Der entsteht jetzt: Stück für Stück wird Halle 10 einer Verwandlung unterzogen. Der Orchestergraben ist ausgehoben, seine Wände sind betoniert; die Bühnenfläche wird in den Betonboden gefräst, danach der Bühnenboden verlegt. 673 Sitzplätze werden eingebaut. Hinter den Kulissen werden Räume renoviert, die ab September Büros sein sollen, Einsingzimmer, Künstlergarderoben, Werk- und Lagerräume. Noch erzählen sie Geschichten aus der Vergangenheit – was werden die auf dem Fliegerhorst stationierten Jagdflieger wohl in dem holzvertäfelten Clubraum mit der Fototapete, Typ „Deutscher Wald“, so alles erlebt haben?
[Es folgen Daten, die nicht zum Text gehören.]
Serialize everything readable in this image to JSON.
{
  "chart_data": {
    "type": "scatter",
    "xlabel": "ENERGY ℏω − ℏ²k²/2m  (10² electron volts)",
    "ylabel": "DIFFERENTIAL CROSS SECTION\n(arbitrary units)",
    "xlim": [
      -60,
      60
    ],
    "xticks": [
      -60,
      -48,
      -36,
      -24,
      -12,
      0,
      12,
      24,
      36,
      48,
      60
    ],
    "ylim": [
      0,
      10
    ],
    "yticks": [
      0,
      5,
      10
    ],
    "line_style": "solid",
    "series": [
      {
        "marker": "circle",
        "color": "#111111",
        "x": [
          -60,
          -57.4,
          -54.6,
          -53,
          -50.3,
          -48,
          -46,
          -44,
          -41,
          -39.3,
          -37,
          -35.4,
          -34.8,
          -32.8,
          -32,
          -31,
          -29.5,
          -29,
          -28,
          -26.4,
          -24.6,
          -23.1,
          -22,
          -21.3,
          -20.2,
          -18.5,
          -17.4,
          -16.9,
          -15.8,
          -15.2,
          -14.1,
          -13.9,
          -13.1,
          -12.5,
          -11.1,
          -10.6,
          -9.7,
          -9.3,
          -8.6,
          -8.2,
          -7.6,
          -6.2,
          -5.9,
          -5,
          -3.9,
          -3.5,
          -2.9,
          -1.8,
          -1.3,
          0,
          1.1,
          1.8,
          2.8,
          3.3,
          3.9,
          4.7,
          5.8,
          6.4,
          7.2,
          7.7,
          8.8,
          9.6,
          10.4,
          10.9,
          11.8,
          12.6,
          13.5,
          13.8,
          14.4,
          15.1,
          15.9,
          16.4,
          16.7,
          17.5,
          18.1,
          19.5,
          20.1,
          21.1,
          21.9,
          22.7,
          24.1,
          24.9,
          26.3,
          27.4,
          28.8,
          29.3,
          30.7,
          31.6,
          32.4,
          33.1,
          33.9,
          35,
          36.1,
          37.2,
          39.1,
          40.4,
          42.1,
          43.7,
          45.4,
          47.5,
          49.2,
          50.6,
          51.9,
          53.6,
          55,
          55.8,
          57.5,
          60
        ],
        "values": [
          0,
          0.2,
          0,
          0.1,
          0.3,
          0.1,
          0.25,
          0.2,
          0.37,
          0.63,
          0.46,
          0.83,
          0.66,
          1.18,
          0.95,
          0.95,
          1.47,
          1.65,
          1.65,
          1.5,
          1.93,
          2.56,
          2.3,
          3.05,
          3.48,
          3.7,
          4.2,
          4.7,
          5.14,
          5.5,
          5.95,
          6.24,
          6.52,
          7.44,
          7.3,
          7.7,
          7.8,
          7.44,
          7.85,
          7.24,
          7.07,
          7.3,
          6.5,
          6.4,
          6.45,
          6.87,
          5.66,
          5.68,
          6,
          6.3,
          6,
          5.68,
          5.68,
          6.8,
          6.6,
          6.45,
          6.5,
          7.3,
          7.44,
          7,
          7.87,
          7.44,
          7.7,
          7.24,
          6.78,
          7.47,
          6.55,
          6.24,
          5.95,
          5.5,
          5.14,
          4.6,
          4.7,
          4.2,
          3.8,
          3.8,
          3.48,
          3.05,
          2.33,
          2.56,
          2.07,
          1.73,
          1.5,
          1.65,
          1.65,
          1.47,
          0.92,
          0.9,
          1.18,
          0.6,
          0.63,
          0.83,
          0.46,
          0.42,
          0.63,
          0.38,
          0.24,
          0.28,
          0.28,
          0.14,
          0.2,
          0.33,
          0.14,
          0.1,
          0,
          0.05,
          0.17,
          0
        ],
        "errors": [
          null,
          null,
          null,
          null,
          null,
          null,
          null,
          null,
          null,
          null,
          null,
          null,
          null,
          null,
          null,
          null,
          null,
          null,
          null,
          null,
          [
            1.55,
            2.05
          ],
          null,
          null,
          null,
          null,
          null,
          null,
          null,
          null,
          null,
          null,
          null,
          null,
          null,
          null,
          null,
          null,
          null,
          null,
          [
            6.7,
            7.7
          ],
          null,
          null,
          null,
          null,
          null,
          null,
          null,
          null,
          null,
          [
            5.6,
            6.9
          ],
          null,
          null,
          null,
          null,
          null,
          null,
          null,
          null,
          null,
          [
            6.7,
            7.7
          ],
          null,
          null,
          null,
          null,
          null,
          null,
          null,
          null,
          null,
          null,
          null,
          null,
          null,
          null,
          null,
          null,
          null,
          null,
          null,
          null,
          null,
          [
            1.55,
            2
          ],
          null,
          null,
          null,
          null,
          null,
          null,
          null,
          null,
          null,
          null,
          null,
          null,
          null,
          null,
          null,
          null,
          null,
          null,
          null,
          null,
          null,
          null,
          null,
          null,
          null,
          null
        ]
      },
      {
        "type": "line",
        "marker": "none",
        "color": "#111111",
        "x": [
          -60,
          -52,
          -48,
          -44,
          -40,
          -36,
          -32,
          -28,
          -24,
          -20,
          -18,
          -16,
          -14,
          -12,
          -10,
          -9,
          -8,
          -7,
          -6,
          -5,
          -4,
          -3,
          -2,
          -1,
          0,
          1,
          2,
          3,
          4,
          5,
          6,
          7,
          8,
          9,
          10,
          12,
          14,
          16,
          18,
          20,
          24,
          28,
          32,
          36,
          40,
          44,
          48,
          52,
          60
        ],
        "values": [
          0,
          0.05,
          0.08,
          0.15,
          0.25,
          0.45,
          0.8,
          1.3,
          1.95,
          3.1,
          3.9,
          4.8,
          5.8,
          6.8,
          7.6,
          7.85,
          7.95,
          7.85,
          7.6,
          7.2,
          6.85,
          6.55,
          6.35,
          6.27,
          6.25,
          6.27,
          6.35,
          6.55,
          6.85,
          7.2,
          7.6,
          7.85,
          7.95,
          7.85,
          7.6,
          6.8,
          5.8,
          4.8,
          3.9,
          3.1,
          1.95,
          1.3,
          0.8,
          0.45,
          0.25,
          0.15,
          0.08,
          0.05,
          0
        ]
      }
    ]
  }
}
Schon bald werden dort Theaterleute sitzen und für einen störungsfreien Opernabend sorgen. Wahrscheinlich ist das besser so.

Wie gemacht für diesen Zweck erscheint die Halle, alle werden sie ihren Platz finden, es gibt sogar einen schalltoten Raum, der sich perfekt für Tonaufnahmen eignet, und vom künftigen Foyer führt eine Tür ins Freie, der Vorplatz könnte zum lauschigen Plätzchen für die Pausen werden. Einen Teil des Areals hat das Theater ohnehin schon länger für sich erobert. Weil auch das Probengebäude saniert wird, probt das Staatsorchester im Offizierskasino, in schaurigem Ambiente, in dem sich mit nur geringem Deko-Aufwand ein Film aus dunkelbraunen Zeiten drehen ließe.

Fragt sich, ob die Oldenburger den Wechsel mitmachen. Sie fühlen sich wohl im neobarocken Plüsch, manche Theatergänger, so scheint es, kommen nur deshalb. Man kennt sich, man grüßt sich, in Symphoniekonzerten sind Sitznachbarschaften teils über Jahrzehnte gewachsen. Da ist es fast egal, was gespielt wird.

Ob sie auch an den Stadtrand kommen? Sylvia Fritzinger glaubt fest daran – mit einem Shuttleservice will das Theater eine unkomplizierte Verbindung in die Stadt schaffen, Parkplätze gibt es am Fliegerhorst eh en masse, die Gastronomie soll einladender sein als im Großen Haus, die Akustik im Saal besser. In der ersten Woche nach Bekanntgabe des künftigen Spielortes habe es nur drei Abo-Kündigungen gegeben, erwartet hatte man viel mehr. Und schließlich wird es die Gelegenheit sein, „auch mal andere Leute hierher zu holen“, sagt Fritzinger. Die, denen das Große Haus vielleicht zu fein ist und deshalb unnahbar erscheint, weil so eine Theaterfestung eben auch Schwellen aufbaut.

Müller und seine Leute wissen nicht, wie die Spielzeit 2010 / 11 verlaufen wird. Es wird ein Abenteuer, die Wahlheimat ist eben vor allem Wagnis, aber das Gefühl sagt: Es wird toll, weil so ein Raum auch immer mitspielt. Man wird sehen. Halle 10 soll am 11. September eröffnet werden – mit Brechts „Dreigroschenoper“.